In 1739, a Foundling Hospital was established to care for orphans because philanthropist Thomas Coram was appalled by the conditions babies and illegitimate children faced in London. To assist with the funding, artist William Hogarth and composer George Frideric Handel were recruited to help to make the Hospital into a sort of public gallery and performance space. Hogarth encouraged leading artists to donate their work and Handel held benefit concerts of Messiah in the Hospital’s chapel. It became a place for fashionable members of society to see and be seen. The museum is on the grounds of the old hospital at 40 Brunswick Square in Bloomsbury. The Duchess of Cambridge is its patron and visited in 2017 and 2019.
A sampler of the Hospital by a child from the area
On May 27, 1749 Handel gave his first benefit concert for the Foundling Hospital, an event so successful that he repeated it with an annual performance of Messiah for the rest of his life. He raised almost £7,000 in all – over a million in today’s money.
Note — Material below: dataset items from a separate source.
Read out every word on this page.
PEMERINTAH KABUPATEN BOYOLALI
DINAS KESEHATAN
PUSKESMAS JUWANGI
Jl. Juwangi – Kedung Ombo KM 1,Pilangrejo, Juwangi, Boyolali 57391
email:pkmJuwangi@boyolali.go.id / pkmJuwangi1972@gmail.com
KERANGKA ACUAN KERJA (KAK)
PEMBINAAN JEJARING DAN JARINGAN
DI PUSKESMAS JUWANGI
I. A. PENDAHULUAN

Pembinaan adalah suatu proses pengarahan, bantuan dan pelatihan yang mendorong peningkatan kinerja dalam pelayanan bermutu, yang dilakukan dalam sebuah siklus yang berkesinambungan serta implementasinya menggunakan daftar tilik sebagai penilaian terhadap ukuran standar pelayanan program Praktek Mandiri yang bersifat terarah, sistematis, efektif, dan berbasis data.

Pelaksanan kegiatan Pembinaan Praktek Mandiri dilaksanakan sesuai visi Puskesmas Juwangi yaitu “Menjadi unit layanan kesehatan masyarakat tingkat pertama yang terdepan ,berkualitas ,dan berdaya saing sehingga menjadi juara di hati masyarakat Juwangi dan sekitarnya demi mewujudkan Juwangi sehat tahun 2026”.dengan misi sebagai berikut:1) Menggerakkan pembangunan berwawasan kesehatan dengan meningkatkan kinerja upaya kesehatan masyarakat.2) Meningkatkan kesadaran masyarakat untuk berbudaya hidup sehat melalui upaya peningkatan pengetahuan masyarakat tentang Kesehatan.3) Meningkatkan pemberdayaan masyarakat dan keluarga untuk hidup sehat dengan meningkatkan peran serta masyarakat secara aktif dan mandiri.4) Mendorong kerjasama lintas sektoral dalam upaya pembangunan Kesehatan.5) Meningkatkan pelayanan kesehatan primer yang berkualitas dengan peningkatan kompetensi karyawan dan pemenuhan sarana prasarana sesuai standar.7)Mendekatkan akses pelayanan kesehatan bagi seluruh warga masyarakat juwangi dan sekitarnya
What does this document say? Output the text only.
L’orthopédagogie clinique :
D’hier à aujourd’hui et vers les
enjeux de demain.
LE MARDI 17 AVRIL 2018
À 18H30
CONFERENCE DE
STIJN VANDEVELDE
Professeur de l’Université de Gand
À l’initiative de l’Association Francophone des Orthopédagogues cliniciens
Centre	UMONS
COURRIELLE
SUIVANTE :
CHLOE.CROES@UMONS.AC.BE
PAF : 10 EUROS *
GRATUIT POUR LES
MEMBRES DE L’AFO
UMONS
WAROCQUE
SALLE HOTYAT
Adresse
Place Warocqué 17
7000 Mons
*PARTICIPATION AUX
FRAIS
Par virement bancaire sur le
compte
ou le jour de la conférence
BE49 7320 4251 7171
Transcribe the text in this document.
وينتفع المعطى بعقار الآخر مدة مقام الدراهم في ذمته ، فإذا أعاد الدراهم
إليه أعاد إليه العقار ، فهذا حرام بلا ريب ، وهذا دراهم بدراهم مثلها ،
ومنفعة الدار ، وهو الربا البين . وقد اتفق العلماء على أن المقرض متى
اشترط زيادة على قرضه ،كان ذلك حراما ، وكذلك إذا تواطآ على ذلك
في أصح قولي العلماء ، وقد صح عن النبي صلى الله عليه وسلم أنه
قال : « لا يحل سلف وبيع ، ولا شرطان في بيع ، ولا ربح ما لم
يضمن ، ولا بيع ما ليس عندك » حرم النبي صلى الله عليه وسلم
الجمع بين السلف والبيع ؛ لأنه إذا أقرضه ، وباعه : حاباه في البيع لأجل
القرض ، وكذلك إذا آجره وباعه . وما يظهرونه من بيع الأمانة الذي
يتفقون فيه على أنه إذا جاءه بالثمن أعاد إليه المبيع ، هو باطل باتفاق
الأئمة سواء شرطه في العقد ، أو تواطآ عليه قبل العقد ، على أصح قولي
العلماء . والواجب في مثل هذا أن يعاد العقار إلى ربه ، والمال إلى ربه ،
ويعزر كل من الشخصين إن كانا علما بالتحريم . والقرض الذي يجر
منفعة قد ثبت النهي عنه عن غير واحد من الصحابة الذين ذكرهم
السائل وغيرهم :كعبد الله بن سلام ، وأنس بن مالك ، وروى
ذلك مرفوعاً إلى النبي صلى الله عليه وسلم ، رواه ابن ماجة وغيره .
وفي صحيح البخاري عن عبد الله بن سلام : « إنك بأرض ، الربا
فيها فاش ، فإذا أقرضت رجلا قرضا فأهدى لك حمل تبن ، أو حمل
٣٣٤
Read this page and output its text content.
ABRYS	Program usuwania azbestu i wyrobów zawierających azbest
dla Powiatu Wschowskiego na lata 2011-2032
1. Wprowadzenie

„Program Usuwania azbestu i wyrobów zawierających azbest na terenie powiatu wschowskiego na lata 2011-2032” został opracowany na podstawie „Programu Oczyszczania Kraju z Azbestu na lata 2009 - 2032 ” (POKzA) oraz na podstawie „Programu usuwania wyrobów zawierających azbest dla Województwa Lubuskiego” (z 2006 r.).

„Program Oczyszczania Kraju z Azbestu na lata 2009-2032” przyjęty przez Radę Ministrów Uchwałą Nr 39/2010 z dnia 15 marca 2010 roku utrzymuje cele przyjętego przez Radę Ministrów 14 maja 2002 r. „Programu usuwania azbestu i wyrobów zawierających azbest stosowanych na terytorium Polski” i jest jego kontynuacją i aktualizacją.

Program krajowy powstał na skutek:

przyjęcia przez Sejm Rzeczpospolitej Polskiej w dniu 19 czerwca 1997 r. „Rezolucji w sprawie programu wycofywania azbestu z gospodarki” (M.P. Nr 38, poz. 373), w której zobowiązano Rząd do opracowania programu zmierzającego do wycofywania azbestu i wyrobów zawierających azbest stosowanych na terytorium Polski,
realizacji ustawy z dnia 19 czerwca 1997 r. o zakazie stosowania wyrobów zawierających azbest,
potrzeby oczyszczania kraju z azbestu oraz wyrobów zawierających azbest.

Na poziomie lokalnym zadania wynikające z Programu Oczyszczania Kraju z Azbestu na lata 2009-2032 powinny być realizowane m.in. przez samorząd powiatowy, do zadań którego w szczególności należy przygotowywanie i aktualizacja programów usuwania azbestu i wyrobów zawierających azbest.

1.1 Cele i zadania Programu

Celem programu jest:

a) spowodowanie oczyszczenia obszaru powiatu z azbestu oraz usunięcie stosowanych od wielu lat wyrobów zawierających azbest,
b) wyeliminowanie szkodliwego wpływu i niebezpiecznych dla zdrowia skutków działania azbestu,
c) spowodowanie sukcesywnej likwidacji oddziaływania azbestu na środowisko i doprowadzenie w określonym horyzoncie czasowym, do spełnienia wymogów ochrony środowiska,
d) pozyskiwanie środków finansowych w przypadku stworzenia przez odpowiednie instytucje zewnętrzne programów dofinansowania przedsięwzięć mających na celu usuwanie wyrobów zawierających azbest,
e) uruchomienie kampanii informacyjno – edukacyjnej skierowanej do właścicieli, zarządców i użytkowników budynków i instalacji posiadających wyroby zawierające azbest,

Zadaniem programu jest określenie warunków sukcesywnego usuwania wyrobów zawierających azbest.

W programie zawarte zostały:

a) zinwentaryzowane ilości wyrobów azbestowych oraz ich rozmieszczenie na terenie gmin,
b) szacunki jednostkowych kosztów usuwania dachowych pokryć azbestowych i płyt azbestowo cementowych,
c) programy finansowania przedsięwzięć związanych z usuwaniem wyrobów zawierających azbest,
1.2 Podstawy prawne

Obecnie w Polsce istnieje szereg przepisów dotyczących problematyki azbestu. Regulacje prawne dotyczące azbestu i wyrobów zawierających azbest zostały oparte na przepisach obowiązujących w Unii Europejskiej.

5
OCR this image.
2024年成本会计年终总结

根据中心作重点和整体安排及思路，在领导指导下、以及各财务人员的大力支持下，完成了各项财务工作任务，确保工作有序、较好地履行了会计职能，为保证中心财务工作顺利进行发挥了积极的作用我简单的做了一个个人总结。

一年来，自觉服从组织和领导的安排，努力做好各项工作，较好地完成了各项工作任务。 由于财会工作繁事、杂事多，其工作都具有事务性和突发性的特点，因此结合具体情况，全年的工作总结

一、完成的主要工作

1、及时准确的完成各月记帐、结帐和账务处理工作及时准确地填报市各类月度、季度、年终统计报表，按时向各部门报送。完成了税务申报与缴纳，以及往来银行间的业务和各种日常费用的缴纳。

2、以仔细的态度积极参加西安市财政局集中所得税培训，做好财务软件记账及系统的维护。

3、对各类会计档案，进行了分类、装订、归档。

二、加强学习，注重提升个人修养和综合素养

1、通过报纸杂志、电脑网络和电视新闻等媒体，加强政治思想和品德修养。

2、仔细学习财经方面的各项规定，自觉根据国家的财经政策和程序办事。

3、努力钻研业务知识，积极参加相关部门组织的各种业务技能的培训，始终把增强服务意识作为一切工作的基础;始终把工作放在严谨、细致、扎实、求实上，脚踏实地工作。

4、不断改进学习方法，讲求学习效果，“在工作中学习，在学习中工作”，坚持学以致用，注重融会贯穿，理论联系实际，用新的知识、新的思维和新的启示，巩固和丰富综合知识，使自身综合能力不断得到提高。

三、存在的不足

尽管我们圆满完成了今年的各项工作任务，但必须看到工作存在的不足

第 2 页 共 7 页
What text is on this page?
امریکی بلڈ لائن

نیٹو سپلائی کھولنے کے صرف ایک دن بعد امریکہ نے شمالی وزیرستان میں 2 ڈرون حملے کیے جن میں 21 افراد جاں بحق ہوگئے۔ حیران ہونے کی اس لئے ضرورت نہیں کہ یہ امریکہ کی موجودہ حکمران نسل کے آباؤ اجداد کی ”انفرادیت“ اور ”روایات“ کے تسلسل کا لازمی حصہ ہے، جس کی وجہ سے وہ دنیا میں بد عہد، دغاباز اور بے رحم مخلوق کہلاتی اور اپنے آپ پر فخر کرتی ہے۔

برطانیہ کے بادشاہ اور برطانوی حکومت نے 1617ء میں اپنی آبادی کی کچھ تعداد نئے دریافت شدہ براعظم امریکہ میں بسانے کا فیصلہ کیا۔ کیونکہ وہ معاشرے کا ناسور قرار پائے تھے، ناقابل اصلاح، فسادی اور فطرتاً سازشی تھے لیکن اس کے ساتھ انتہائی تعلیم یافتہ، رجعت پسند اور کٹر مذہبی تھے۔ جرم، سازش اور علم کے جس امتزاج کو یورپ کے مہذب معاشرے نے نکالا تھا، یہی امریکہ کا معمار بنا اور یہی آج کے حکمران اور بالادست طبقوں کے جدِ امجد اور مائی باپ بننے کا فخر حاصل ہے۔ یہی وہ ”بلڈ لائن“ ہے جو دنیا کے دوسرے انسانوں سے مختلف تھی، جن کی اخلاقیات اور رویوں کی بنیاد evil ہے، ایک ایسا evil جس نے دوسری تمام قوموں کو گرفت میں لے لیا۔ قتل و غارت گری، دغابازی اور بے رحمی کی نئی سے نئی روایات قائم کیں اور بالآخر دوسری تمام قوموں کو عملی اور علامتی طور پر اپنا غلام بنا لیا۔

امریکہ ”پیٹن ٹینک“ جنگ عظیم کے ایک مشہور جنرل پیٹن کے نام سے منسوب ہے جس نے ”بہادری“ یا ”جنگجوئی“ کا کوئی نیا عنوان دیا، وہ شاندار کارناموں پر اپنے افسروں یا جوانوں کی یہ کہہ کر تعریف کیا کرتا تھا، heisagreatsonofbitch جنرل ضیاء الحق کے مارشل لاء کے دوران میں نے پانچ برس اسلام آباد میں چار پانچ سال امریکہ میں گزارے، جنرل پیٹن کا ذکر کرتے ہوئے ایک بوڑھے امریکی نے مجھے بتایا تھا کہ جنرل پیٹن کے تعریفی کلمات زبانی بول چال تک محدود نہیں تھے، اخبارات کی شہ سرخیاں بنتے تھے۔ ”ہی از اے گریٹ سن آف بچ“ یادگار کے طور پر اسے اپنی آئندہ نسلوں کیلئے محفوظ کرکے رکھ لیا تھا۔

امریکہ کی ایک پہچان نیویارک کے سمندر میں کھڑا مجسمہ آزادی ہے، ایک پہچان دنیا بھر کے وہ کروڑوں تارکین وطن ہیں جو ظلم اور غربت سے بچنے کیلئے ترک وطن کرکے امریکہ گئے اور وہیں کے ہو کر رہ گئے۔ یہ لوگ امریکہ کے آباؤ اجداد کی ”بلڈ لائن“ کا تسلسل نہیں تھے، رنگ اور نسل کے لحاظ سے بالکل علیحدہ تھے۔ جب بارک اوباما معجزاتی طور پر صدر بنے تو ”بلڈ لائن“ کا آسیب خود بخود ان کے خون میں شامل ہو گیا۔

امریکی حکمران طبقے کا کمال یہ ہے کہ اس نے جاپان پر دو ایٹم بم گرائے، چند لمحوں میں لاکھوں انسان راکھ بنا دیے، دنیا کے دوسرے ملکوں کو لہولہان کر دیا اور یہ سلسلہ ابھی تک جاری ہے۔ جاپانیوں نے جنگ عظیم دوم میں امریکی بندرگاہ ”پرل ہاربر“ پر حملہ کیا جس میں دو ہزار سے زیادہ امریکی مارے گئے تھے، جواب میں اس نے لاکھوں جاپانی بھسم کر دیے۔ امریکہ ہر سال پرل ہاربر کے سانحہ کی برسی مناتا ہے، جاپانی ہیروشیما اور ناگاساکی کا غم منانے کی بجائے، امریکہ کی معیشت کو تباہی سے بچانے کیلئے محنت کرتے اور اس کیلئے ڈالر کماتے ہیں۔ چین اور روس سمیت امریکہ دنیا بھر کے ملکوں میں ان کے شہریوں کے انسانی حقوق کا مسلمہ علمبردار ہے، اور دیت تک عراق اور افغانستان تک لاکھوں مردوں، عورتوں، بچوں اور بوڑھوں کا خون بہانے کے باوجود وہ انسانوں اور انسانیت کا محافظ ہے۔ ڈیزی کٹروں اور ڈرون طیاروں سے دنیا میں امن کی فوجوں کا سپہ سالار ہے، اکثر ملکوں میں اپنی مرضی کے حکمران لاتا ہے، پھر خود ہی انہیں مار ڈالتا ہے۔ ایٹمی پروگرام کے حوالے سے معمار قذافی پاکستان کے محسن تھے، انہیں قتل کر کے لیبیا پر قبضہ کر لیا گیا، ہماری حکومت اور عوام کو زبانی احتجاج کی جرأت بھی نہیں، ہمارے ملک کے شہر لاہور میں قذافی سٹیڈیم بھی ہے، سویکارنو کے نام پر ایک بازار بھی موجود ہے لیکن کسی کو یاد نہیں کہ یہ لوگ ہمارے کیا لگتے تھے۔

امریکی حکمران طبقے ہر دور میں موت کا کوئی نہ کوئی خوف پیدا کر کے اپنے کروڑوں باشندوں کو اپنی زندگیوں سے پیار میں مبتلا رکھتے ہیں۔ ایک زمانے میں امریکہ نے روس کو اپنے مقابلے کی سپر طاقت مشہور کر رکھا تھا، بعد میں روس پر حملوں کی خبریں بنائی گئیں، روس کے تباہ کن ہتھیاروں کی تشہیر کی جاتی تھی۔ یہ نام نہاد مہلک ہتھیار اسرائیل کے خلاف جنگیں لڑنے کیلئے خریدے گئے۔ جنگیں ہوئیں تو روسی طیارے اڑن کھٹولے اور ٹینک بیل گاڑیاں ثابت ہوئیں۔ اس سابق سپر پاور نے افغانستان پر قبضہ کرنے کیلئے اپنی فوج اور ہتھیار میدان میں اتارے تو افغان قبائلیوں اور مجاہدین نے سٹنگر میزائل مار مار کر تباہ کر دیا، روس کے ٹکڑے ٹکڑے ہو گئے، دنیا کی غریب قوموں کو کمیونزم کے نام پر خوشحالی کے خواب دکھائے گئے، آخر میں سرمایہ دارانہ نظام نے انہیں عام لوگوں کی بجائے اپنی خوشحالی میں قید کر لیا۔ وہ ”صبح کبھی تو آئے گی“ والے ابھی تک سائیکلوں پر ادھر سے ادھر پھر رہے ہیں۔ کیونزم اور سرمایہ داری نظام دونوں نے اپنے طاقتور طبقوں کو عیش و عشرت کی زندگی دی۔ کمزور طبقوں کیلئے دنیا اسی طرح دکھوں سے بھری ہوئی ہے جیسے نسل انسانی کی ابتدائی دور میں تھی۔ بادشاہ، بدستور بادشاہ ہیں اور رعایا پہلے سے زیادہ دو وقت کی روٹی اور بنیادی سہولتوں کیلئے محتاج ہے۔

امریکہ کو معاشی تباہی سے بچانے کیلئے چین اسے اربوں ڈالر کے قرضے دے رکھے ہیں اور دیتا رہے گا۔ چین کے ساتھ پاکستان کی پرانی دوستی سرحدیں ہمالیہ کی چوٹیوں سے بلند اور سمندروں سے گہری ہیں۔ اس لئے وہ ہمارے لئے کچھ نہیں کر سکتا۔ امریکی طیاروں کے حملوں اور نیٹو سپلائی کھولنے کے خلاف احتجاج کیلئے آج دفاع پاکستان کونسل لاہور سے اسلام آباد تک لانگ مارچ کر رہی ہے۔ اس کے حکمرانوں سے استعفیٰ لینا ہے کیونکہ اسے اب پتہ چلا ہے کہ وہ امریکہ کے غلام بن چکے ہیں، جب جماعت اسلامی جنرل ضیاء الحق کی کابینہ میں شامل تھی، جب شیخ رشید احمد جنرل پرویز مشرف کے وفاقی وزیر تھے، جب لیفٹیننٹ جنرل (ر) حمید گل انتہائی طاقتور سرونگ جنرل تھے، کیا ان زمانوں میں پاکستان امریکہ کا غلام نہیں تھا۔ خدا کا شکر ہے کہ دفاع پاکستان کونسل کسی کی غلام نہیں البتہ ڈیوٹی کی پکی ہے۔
Gerald Coke (1907-1990) created an extensive Handel collection over sixty years and donated it to the Foundling Museum, where it has its own floor and locked storage area. This includes more than 14,000 items from the eighteenth century to the present, ranging from Handel’s will to manuscript and printed music and documents, books, journals, libretti, sound recordings, artworks and artifacts, and performance ephemera relating to Handel and his circle. His collection includes my grandfather’s book on Handel although it is not sold in the gift shop (which I will point out in due time to the management).
I enjoyed the Museum, although it does not pretend these children received more than the bare necessities, and the Handel area provided an interesting contrast to the Handel & Jimi Hendrix Museum in Mayfair my mother and I visited four years ago.  I 
would have stayed longer if I hadn’t been so thirsty (which I may also point out to them). I found water next door to Skoob Books, a second-hand bookstore in the area I had always wanted to visit. It had some interesting things but not the book I wanted, Rich Desserts and Captain's Thin by Margaret Forster. Next, I went to the Waterstone’s on Gower Street, across the street from the hotel I stayed at on my last visit (my current dorm room is small but not as claustrophobic as the Arosfa). This bookstore has the best mystery section of any place I have visited since the demise of my beloved Black Orchid in New York. I was very tempted but managed to buy just one book before repairing to the ground floor for tea. I ordered a Raspberry and Almond Bakewell bar and the café staff gave me two – I must have looked as if I’d had a bad day!
Soon it was time to find a bus back to the West End. I went to Tavistock Square with plenty of time but due to the strike all the buses were full of angry rush hour commuters and they kept going past my bus stop. Finally, I just got on the first bus that stopped for passengers and was lucky that it took me to the Duchess Theatre for The Play That Goes Wrong. I had tried to interest others in my group to join me as £23 seemed very reasonable. The premise is that an amateur drama society is putting on a 1920s murder mystery but, as the title suggests, everything goes wrong from props to missed lines to the collapse of the sets. I don’t care for slapstick humor but the perfectly timed comic delivery of the cast made it very enjoyable. The cast also appreciated that it hadn’t been easy to get there and thanked us at the end. And I got a 139 bus right home!
Miles walked: 4.9 
Books acquired: just one

1 comment:

Jeannike said...

Many years ago, my husband and I left our young children in the Coram's Fields playground - an enclosed secure space 'for children only' - and we went to the Dickens Museum.